The Somali transitional government in cooperation with Western security realists is committing yet another dangerous political blunder in the African Horn by contracting Western paramilitary contractors, much like those which support the U.S. in Iraq, to enhance the government’s security forces.
The Somali government should direct new expertise and funding toward existing Somali reconciliation initiatives, women-led peacebuilding efforts, UN rule of law and security trainers, and local coast guard forces who have been working with far too few resources. Instead, the government is bringing into a crowded conflict a new, expensive breed of Somali gunman, the Western contractor.
Saracen International, which has associations with the Bush Administration, the C.I.A., Apartheid-era South Africa, and Blackwater, is just one of the groups entering Somalia as a for-profit independent company taking contracts to provide armed protection to government entities or company teams, or to train military forces in protection techniques. Pro-Saracen security realists believe that after two decades of failed state and failed intervention that there is demand for an additional external security group to professionalize Somali government forces for good.

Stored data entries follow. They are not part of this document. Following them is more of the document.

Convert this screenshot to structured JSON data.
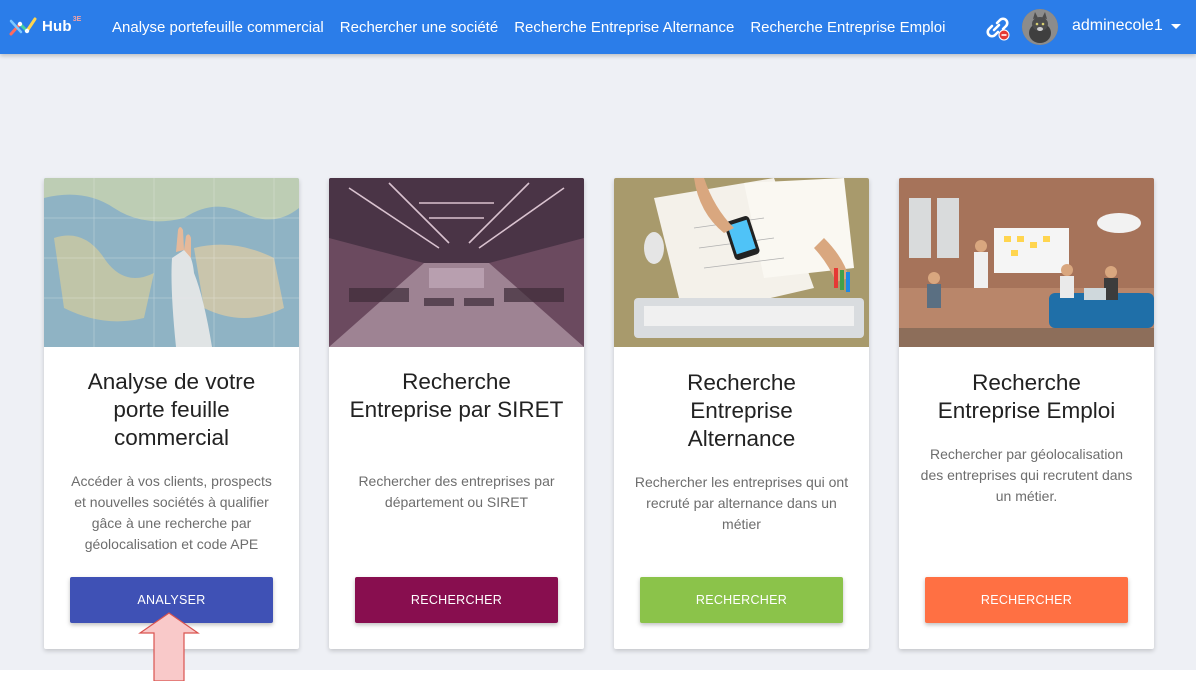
{
  "navbar": {
    "brand": "Hub",
    "brand_sup": "3E",
    "links": [
      "Analyse portefeuille commercial",
      "Rechercher une société",
      "Recherche Entreprise Alternance",
      "Recherche Entreprise Emploi"
    ],
    "user_name": "adminecole1"
  },
  "cards": [
    {
      "title": "Analyse de votre porte feuille commercial",
      "description": "Accéder à vos clients, prospects et nouvelles sociétés à qualifier gâce à une recherche par géolocalisation et code APE",
      "button": "ANALYSER",
      "button_color": "#3f51b5"
    },
    {
      "title": "Recherche Entreprise par SIRET",
      "description": "Rechercher des entreprises par département ou SIRET",
      "button": "RECHERCHER",
      "button_color": "#880e4f"
    },
    {
      "title": "Recherche Entreprise Alternance",
      "description": "Rechercher les entreprises qui ont recruté par alternance dans un métier",
      "button": "RECHERCHER",
      "button_color": "#8bc34a"
    },
    {
      "title": "Recherche Entreprise Emploi",
      "description": "Rechercher par géolocalisation des entreprises qui recrutent dans un métier.",
      "button": "RECHERCHER",
      "button_color": "#ff7043"
    }
  ],
  "icons": {
    "brand": "hub-logo-icon",
    "link": "link-disconnected-icon",
    "avatar": "user-avatar",
    "caret": "caret-down-icon",
    "annotation": "up-arrow-annotation"
  },
  "colors": {
    "navbar": "#2b7de9",
    "background": "#eef0f5",
    "arrow_fill": "#f9c9c9",
    "arrow_stroke": "#d9534f"
  }
}
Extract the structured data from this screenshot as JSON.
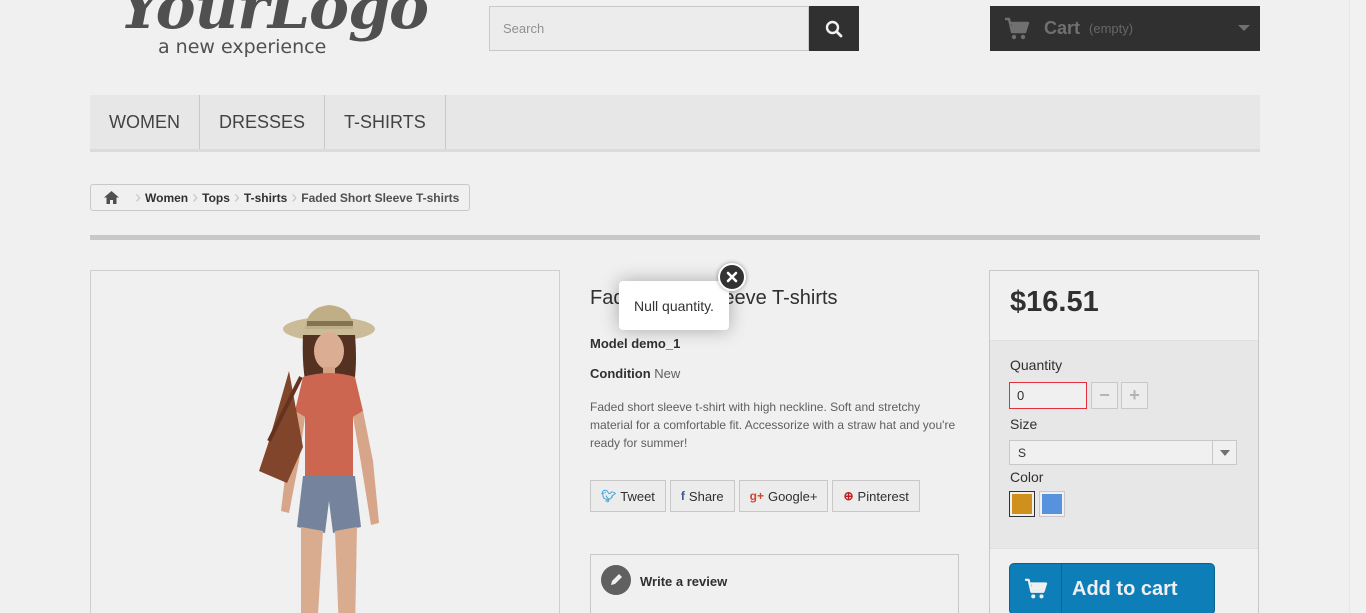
{
  "header": {
    "logo": {
      "main": "YourLogo",
      "sub": "a new experience"
    },
    "search": {
      "placeholder": "Search",
      "value": ""
    },
    "cart": {
      "label": "Cart",
      "status": "(empty)"
    }
  },
  "topmenu": {
    "items": [
      "WOMEN",
      "DRESSES",
      "T-SHIRTS"
    ]
  },
  "breadcrumb": {
    "items": [
      "Women",
      "Tops",
      "T-shirts"
    ],
    "current": "Faded Short Sleeve T-shirts"
  },
  "product": {
    "title": "Faded Short Sleeve T-shirts",
    "reference_label": "Model",
    "reference": "demo_1",
    "condition_label": "Condition",
    "condition": "New",
    "description": "Faded short sleeve t-shirt with high neckline. Soft and stretchy material for a comfortable fit. Accessorize with a straw hat and you're ready for summer!",
    "social": [
      "Tweet",
      "Share",
      "Google+",
      "Pinterest"
    ],
    "review": "Write a review"
  },
  "buybox": {
    "price": "$16.51",
    "quantity_label": "Quantity",
    "quantity": "0",
    "size_label": "Size",
    "size_selected": "S",
    "color_label": "Color",
    "colors": [
      "#dc9b1e",
      "#5d9cec"
    ],
    "add_to_cart": "Add to cart"
  },
  "popup": {
    "message": "Null quantity."
  },
  "colors": {
    "dark": "#333333",
    "addcart": "#0f86c4",
    "error_border": "#f13340"
  }
}
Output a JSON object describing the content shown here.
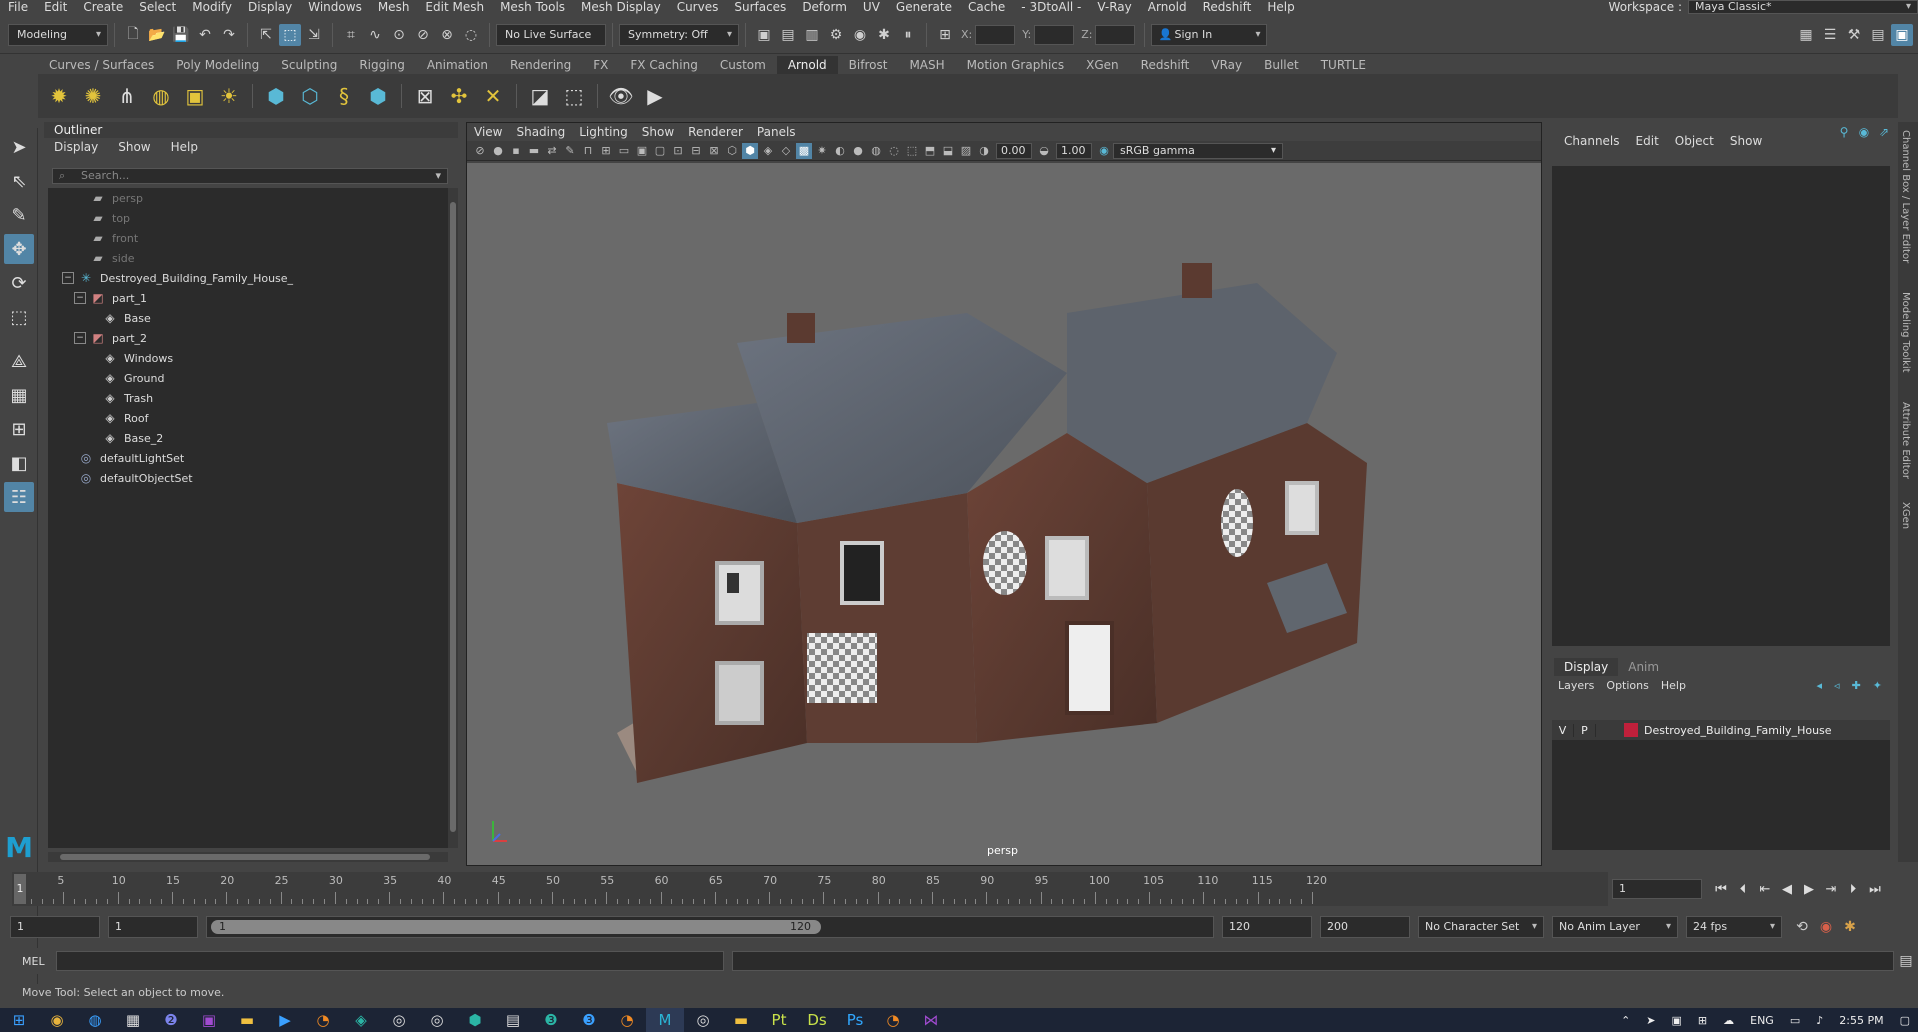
{
  "menubar": {
    "items": [
      "File",
      "Edit",
      "Create",
      "Select",
      "Modify",
      "Display",
      "Windows",
      "Mesh",
      "Edit Mesh",
      "Mesh Tools",
      "Mesh Display",
      "Curves",
      "Surfaces",
      "Deform",
      "UV",
      "Generate",
      "Cache",
      "- 3DtoAll -",
      "V-Ray",
      "Arnold",
      "Redshift",
      "Help"
    ],
    "workspace_label": "Workspace :",
    "workspace_value": "Maya Classic*"
  },
  "statusline": {
    "mode": "Modeling",
    "live_surface": "No Live Surface",
    "symmetry": "Symmetry: Off",
    "axis_x": "X:",
    "axis_y": "Y:",
    "axis_z": "Z:",
    "sign_in": "Sign In"
  },
  "shelf": {
    "tabs": [
      "Curves / Surfaces",
      "Poly Modeling",
      "Sculpting",
      "Rigging",
      "Animation",
      "Rendering",
      "FX",
      "FX Caching",
      "Custom",
      "Arnold",
      "Bifrost",
      "MASH",
      "Motion Graphics",
      "XGen",
      "Redshift",
      "VRay",
      "Bullet",
      "TURTLE"
    ],
    "active_tab": "Arnold"
  },
  "outliner": {
    "title": "Outliner",
    "menu": [
      "Display",
      "Show",
      "Help"
    ],
    "search_placeholder": "Search...",
    "rows": [
      {
        "label": "persp",
        "type": "camera",
        "depth": 1,
        "dim": true
      },
      {
        "label": "top",
        "type": "camera",
        "depth": 1,
        "dim": true
      },
      {
        "label": "front",
        "type": "camera",
        "depth": 1,
        "dim": true
      },
      {
        "label": "side",
        "type": "camera",
        "depth": 1,
        "dim": true
      },
      {
        "label": "Destroyed_Building_Family_House_",
        "type": "group",
        "depth": 0,
        "expand": "−"
      },
      {
        "label": "part_1",
        "type": "transform",
        "depth": 1,
        "expand": "−"
      },
      {
        "label": "Base",
        "type": "mesh",
        "depth": 2
      },
      {
        "label": "part_2",
        "type": "transform",
        "depth": 1,
        "expand": "−"
      },
      {
        "label": "Windows",
        "type": "mesh",
        "depth": 2
      },
      {
        "label": "Ground",
        "type": "mesh",
        "depth": 2
      },
      {
        "label": "Trash",
        "type": "mesh",
        "depth": 2
      },
      {
        "label": "Roof",
        "type": "mesh",
        "depth": 2
      },
      {
        "label": "Base_2",
        "type": "mesh",
        "depth": 2
      },
      {
        "label": "defaultLightSet",
        "type": "set",
        "depth": 0
      },
      {
        "label": "defaultObjectSet",
        "type": "set",
        "depth": 0
      }
    ]
  },
  "viewport": {
    "menu": [
      "View",
      "Shading",
      "Lighting",
      "Show",
      "Renderer",
      "Panels"
    ],
    "exposure": "0.00",
    "gamma": "1.00",
    "color_space": "sRGB gamma",
    "camera": "persp"
  },
  "channelbox": {
    "menu": [
      "Channels",
      "Edit",
      "Object",
      "Show"
    ]
  },
  "layereditor": {
    "tabs": [
      "Display",
      "Anim"
    ],
    "active_tab": "Display",
    "menu": [
      "Layers",
      "Options",
      "Help"
    ],
    "layer": {
      "v": "V",
      "p": "P",
      "name": "Destroyed_Building_Family_House",
      "color": "#c0203b"
    }
  },
  "sidetabs": [
    "Channel Box / Layer Editor",
    "Modeling Toolkit",
    "Attribute Editor",
    "XGen"
  ],
  "timeslider": {
    "ticks": [
      5,
      10,
      15,
      20,
      25,
      30,
      35,
      40,
      45,
      50,
      55,
      60,
      65,
      70,
      75,
      80,
      85,
      90,
      95,
      100,
      105,
      110,
      115,
      120
    ],
    "current": "1",
    "current_field": "1"
  },
  "rangeslider": {
    "start": "1",
    "playback_start": "1",
    "range_start": "1",
    "range_end": "120",
    "playback_end": "120",
    "end": "200",
    "character_set": "No Character Set",
    "anim_layer": "No Anim Layer",
    "fps": "24 fps"
  },
  "cmdline": {
    "label": "MEL"
  },
  "helpline": {
    "text": "Move Tool: Select an object to move."
  },
  "taskbar": {
    "time": "2:55 PM",
    "lang": "ENG"
  }
}
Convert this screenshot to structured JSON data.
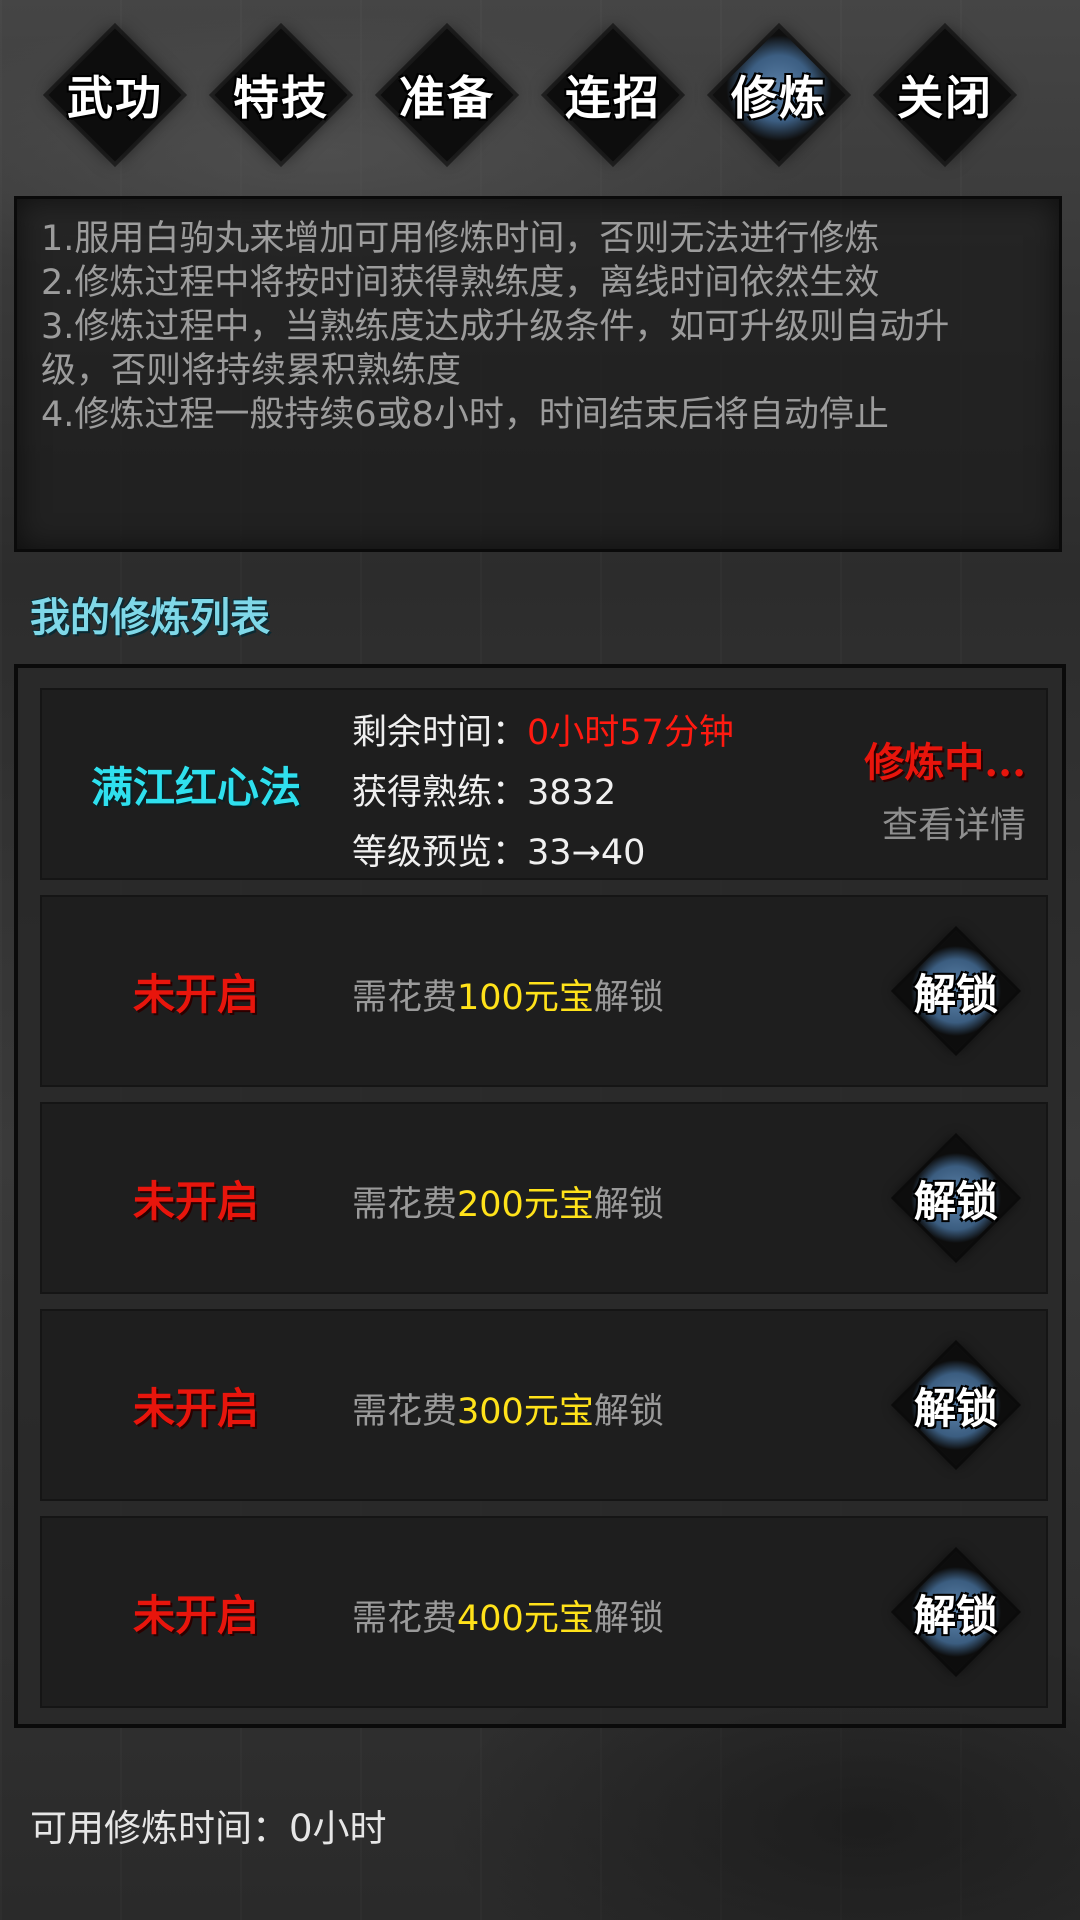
{
  "tabs": [
    {
      "label": "武功",
      "active": false
    },
    {
      "label": "特技",
      "active": false
    },
    {
      "label": "准备",
      "active": false
    },
    {
      "label": "连招",
      "active": false
    },
    {
      "label": "修炼",
      "active": true
    },
    {
      "label": "关闭",
      "active": false
    }
  ],
  "info": {
    "lines": [
      "1.服用白驹丸来增加可用修炼时间，否则无法进行修炼",
      "2.修炼过程中将按时间获得熟练度，离线时间依然生效",
      "3.修炼过程中，当熟练度达成升级条件，如可升级则自动升",
      "级，否则将持续累积熟练度",
      "4.修炼过程一般持续6或8小时，时间结束后将自动停止"
    ]
  },
  "section_title": "我的修炼列表",
  "active_slot": {
    "name": "满江红心法",
    "remaining_label": "剩余时间：",
    "remaining_value": "0小时57分钟",
    "exp_label": "获得熟练：",
    "exp_value": "3832",
    "level_label": "等级预览：",
    "level_value": "33→40",
    "status": "修炼中...",
    "detail_link": "查看详情"
  },
  "locked_slots": [
    {
      "name": "未开启",
      "prefix": "需花费",
      "amount": "100元宝",
      "suffix": "解锁",
      "button": "解锁"
    },
    {
      "name": "未开启",
      "prefix": "需花费",
      "amount": "200元宝",
      "suffix": "解锁",
      "button": "解锁"
    },
    {
      "name": "未开启",
      "prefix": "需花费",
      "amount": "300元宝",
      "suffix": "解锁",
      "button": "解锁"
    },
    {
      "name": "未开启",
      "prefix": "需花费",
      "amount": "400元宝",
      "suffix": "解锁",
      "button": "解锁"
    }
  ],
  "footer": {
    "text": "可用修炼时间：0小时"
  },
  "colors": {
    "accent_blue": "#3c5e82",
    "active_name": "#2fe0ee",
    "locked_red": "#e8150c",
    "gold": "#ffe21a"
  }
}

But this belief is based on a fundamental misunderstanding of the motivations and fears of Somalia’s conservative majority. The most powerful tool radical jihadist rebels including al Shabaab have to recruit people from this conservative majority is propaganda arguing that the government elite is, it alleges, conspiring with Western groups like the C.I.A. to control the country and subjugate its people. Any quick progress the contractors make supporting the fight against piracy and terrorism will be trampled under the feet of new recruits lining up to replenish those lost.
So what is the alternative?
There are promising Somali, Islam-friendly, and existing peacebuilding and violence prevention initiatives which could succeed if only they, instead, could find that magical donor, one willing to invest in the quiet force of reconciliation over the brawn of the paramilitary.
There are powerful women leaders in Somalia who could succeed with greater backing like Asha Gelle, the first Women’s Minister of Puntland (pictured above); Fatima Jibrell, founder of Horn Relief, Somalia’s first women-led international aid agency (pictured above); and the We Are Women Activists network. Gelle, in just one example, helped forge a ceasefire during the height of the war in Galkayo by rallying women from both sides to parade along the fighting line until shooting stopped long enough for humanitarian aid to make it through.
There are diaspora cultural forces like Abdi Shire Jama, singer of the band Qaylodhaan, who’s building a global family of Somali musicians and refugee leaders to rally Somali youth against violence. And more at the heart of local reconciliation efforts there are groups like Haqsoor, the Somaliland traditional elder’s cautious but successful initiative which works alongside aid agencies to repair aspects of the traditional dispute resolution system in villages across Somaliland and Puntland.
When Somali elders, moderate religious scholars, women leaders, and human rights activists gather to plan reconciliation, to hope, and to dream, they tend to wash meeting rooms out with frankincense smoke and prepare caldrons of camel-milk tea. They brainstorm how to achieve a kind of peace in which foreigners are not controlling their destiny and in which their family and clan relationships help protect them from misunderstandings and disputes without the use of weapons.
The answer they tend to come up with is to consolidate peace based on where it already holds and rebuild the country from there through reconciliation conferences in which opposing sides face the reality that they rely on each other economically, if not politically, for successful pastoralism, fisheries, and trade routes. Wooing local communities back to unified markets one by one, the group believes, will work more sustainably than hunting down the “enemy” and breaking markets up in the process.
If those wielding resources would take a moment from admiring external armed groups that show muscle and instead put more time into writing about, studying, and supporting Somali-led peacebuilding and reconciliation initiatives which quietly lure communities into conversations over tea and frankincense, then lasting peace and security will be more achievable in Somalia.